Ein Weihnachtsbaum im Windkanal


Forscher aus Aachen haben untersucht, wie standfest eigentlich Weihnachtsbäume sind. Und fanden dabei überraschenderweise Parallelen zu einem LKW?


In knapp sechs Wochen ist Heiligabend, die ersten Städte haben bereits in den vergangenen Tagen die Innenstädte mit Weihnachtsbeleuchtung dekoriert. Da darf natürlich auch ein großer Weihnachtsbaum nicht fehlen! Ist dieser im heimeligen Wohnzimmer höchstens dem zwischenmenschlichen Gewitter ausgesetzt, so ist er draußen zusätzlich der launischen Natur, dem Wind und Wetter ausgeliefert.

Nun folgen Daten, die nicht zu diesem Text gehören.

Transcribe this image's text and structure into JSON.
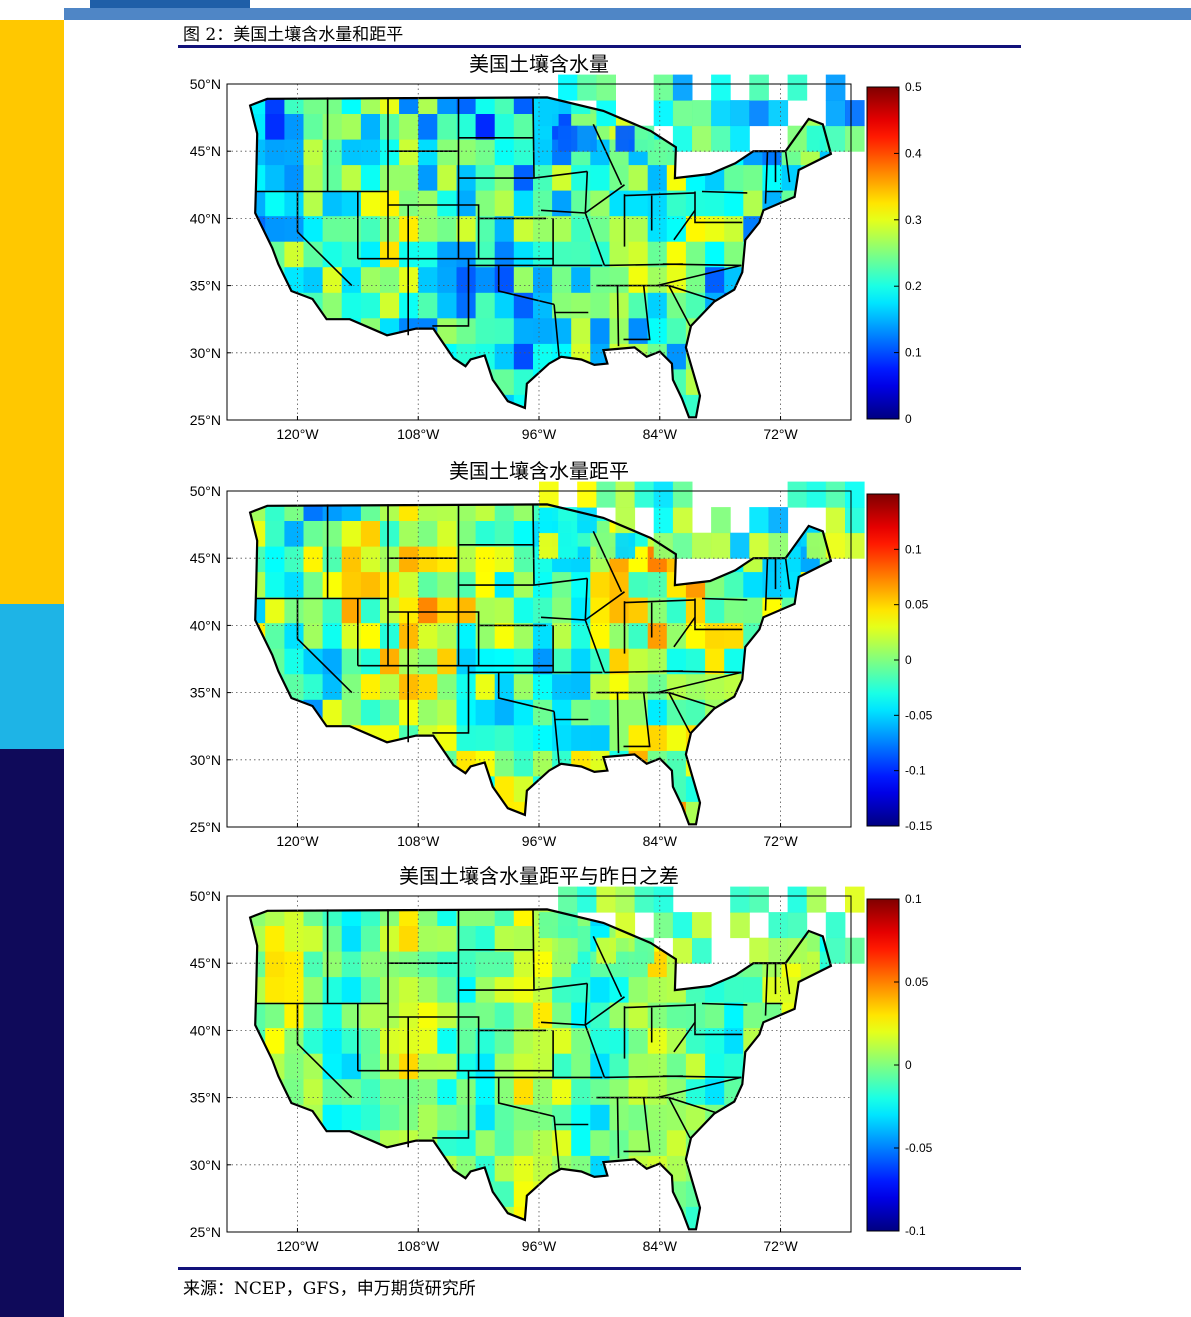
{
  "figure_title": "图 2：美国土壤含水量和距平",
  "source": "来源：NCEP，GFS，申万期货研究所",
  "brand_colors": {
    "strip_yellow": "#ffc800",
    "strip_cyan": "#1eb4e6",
    "strip_navy": "#0f0a5a",
    "rule": "#12127a"
  },
  "lat_labels": [
    "50°N",
    "45°N",
    "40°N",
    "35°N",
    "30°N",
    "25°N"
  ],
  "lon_labels": [
    "120°W",
    "108°W",
    "96°W",
    "84°W",
    "72°W"
  ],
  "panels": [
    {
      "title": "美国土壤含水量",
      "colorbar_ticks": [
        "0.5",
        "0.4",
        "0.3",
        "0.2",
        "0.1",
        "0"
      ],
      "range": [
        0,
        0.5
      ],
      "seed": 11,
      "bias": 0.45
    },
    {
      "title": "美国土壤含水量距平",
      "colorbar_ticks": [
        "0.1",
        "0.05",
        "0",
        "-0.05",
        "-0.1",
        "-0.15"
      ],
      "range": [
        -0.15,
        0.15
      ],
      "seed": 29,
      "bias": 0.58
    },
    {
      "title": "美国土壤含水量距平与昨日之差",
      "colorbar_ticks": [
        "0.1",
        "0.05",
        "0",
        "-0.05",
        "-0.1"
      ],
      "range": [
        -0.1,
        0.1
      ],
      "seed": 47,
      "bias": 0.5
    }
  ]
}
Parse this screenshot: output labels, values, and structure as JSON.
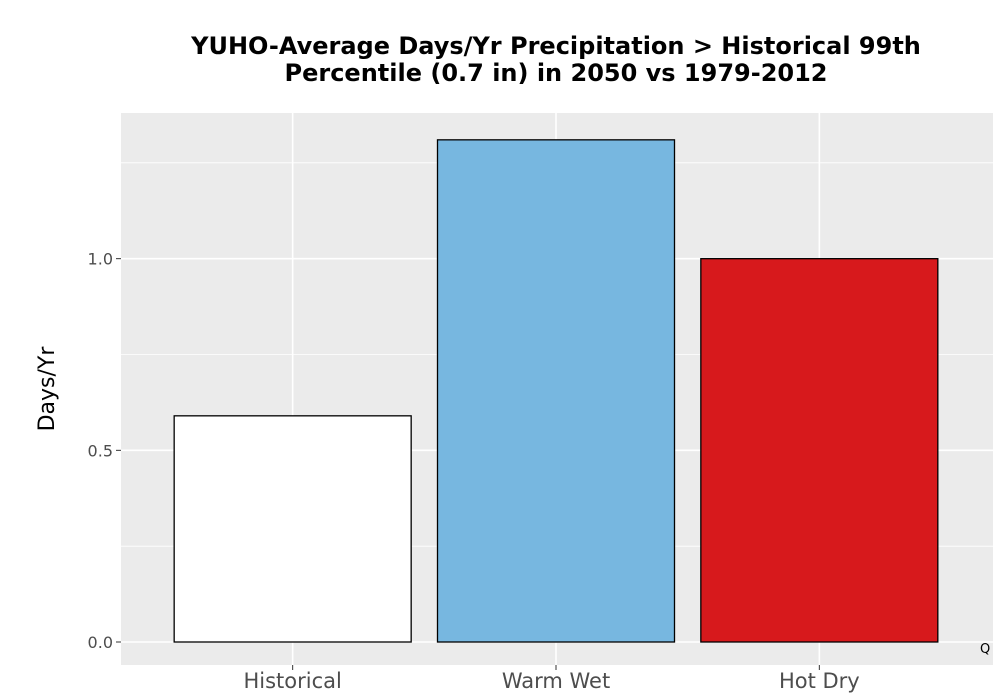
{
  "chart_data": {
    "type": "bar",
    "title_lines": [
      "YUHO-Average Days/Yr Precipitation > Historical 99th",
      "Percentile (0.7 in) in 2050 vs 1979-2012"
    ],
    "xlabel": "",
    "ylabel": "Days/Yr",
    "categories": [
      "Historical",
      "Warm Wet",
      "Hot Dry"
    ],
    "values": [
      0.59,
      1.31,
      1.0
    ],
    "colors": [
      "#ffffff",
      "#77b7e0",
      "#d7191c"
    ],
    "ylim": [
      -0.06,
      1.38
    ],
    "yticks": [
      0.0,
      0.5,
      1.0
    ],
    "ytick_labels": [
      "0.0",
      "0.5",
      "1.0"
    ],
    "grid": true,
    "corner_note": "Q"
  }
}
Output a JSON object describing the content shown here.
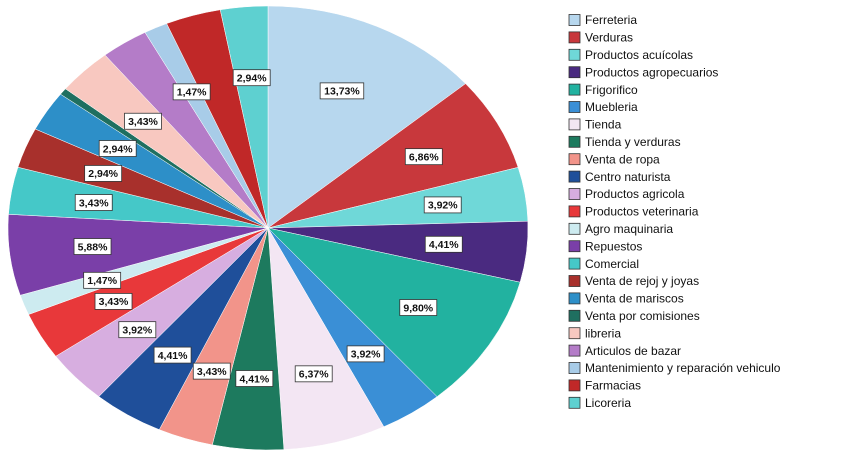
{
  "chart_data": {
    "type": "pie",
    "categories": [
      "Ferreteria",
      "Verduras",
      "Productos acuícolas",
      "Productos agropecuarios",
      "Frigorifico",
      "Muebleria",
      "Tienda",
      "Tienda y verduras",
      "Venta de ropa",
      "Centro naturista",
      "Productos agricola",
      "Productos veterinaria",
      "Agro maquinaria",
      "Repuestos",
      "Comercial",
      "Venta de rejoj y joyas",
      "Venta de mariscos",
      "Venta por comisiones",
      "libreria",
      "Articulos de bazar",
      "Mantenimiento y reparación vehiculo",
      "Farmacias",
      "Licoreria"
    ],
    "values": [
      13.73,
      6.86,
      3.92,
      4.41,
      9.8,
      3.92,
      6.37,
      4.41,
      3.43,
      4.41,
      3.92,
      3.43,
      1.47,
      5.88,
      3.43,
      2.94,
      2.94,
      0.49,
      3.43,
      2.94,
      1.47,
      3.43,
      2.94
    ],
    "value_labels": [
      "13,73%",
      "6,86%",
      "3,92%",
      "4,41%",
      "9,80%",
      "3,92%",
      "6,37%",
      "4,41%",
      "3,43%",
      "4,41%",
      "3,92%",
      "3,43%",
      "1,47%",
      "5,88%",
      "3,43%",
      "2,94%",
      "2,94%",
      null,
      "3,43%",
      null,
      "1,47%",
      null,
      "2,94%"
    ],
    "colors": [
      "#b7d7ee",
      "#c8383c",
      "#6fd8d8",
      "#4a2a80",
      "#22b2a0",
      "#3a8fd6",
      "#f3e6f3",
      "#1d7a5e",
      "#f2948a",
      "#1f4f9a",
      "#d7aee0",
      "#e8383a",
      "#cdebf0",
      "#7a3fa8",
      "#45c8c8",
      "#a8302c",
      "#2d8fc8",
      "#1f6f60",
      "#f8c8c0",
      "#b47cc8",
      "#a8cce8",
      "#c02828",
      "#5ed0d0"
    ],
    "legend": "right"
  }
}
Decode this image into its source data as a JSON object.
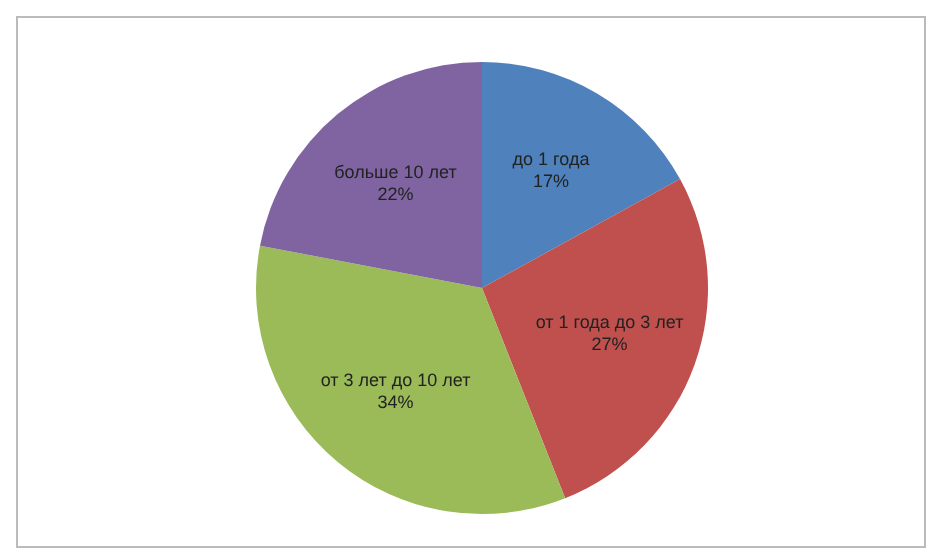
{
  "chart_data": {
    "type": "pie",
    "categories": [
      "до 1 года",
      "от 1 года до 3 лет",
      "от 3 лет до 10 лет",
      "больше 10 лет"
    ],
    "values": [
      17,
      27,
      34,
      22
    ],
    "value_labels": [
      "17%",
      "27%",
      "34%",
      "22%"
    ],
    "colors": [
      "#4f81bd",
      "#c0504d",
      "#9bbb59",
      "#8064a2"
    ],
    "legend": false
  }
}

Immer wieder hört man von Unfällen, bei denen die großen Tannenbäume bei Sturm umfallen (so zum Beispiel schon geschehen in Erfurt, Landshut, Usingen oder Aachen). Grund genug also, mal unter kontrollierten Bedingungen zu testen, mit wie viel Gewicht ein Weihnachtsbaum am Boden verankert werden muss, dachten sich Wissenschaftler der Fachhochschule Aachen und stellten eine Nordmanntanne in einen Windkanal. Ein durchaus ungewöhnliches Experiment, denn normalerweise werden in einem Windkanal Versuche aus den Bereichen Luft- und Raumfahrt- sowie Automobil- und Motorradtechnik durchgeführt; also beispielsweise der Luftwiderstand von Autos oder Flugzeugen untersucht. Ein Tannenbaum hingegen hatte bis dato noch keinen Weg in den Windkanal gefunden. Umso spezieller waren die Vorkehrungen, die für den Versuch getroffen worden: Damit die Tannennadeln nicht überall herumfliegen, wurden sie vorher mit mehreren Dosen Klarlack fixiert.

Die Wissenschaftler testeten Windgeschwindigkeiten von gut 80 km/h (Beaufort 9). Dabei wurde gemessen, welcher Staudruck sich bei unterschiedlichen Strömungsgeschwindigkeiten aufbaut. Aus diesem Staudruck lässt sich der sogenannte Widerstandsbeiwert (oder auch Strömungswiderstandkoeffizient, cw-Wert) ermitteln. Dieser Wert ist eine dimensionslose aerodynamische Größe zur Angabe des Strömungswiderstandes bei der Umströmung von Körpern.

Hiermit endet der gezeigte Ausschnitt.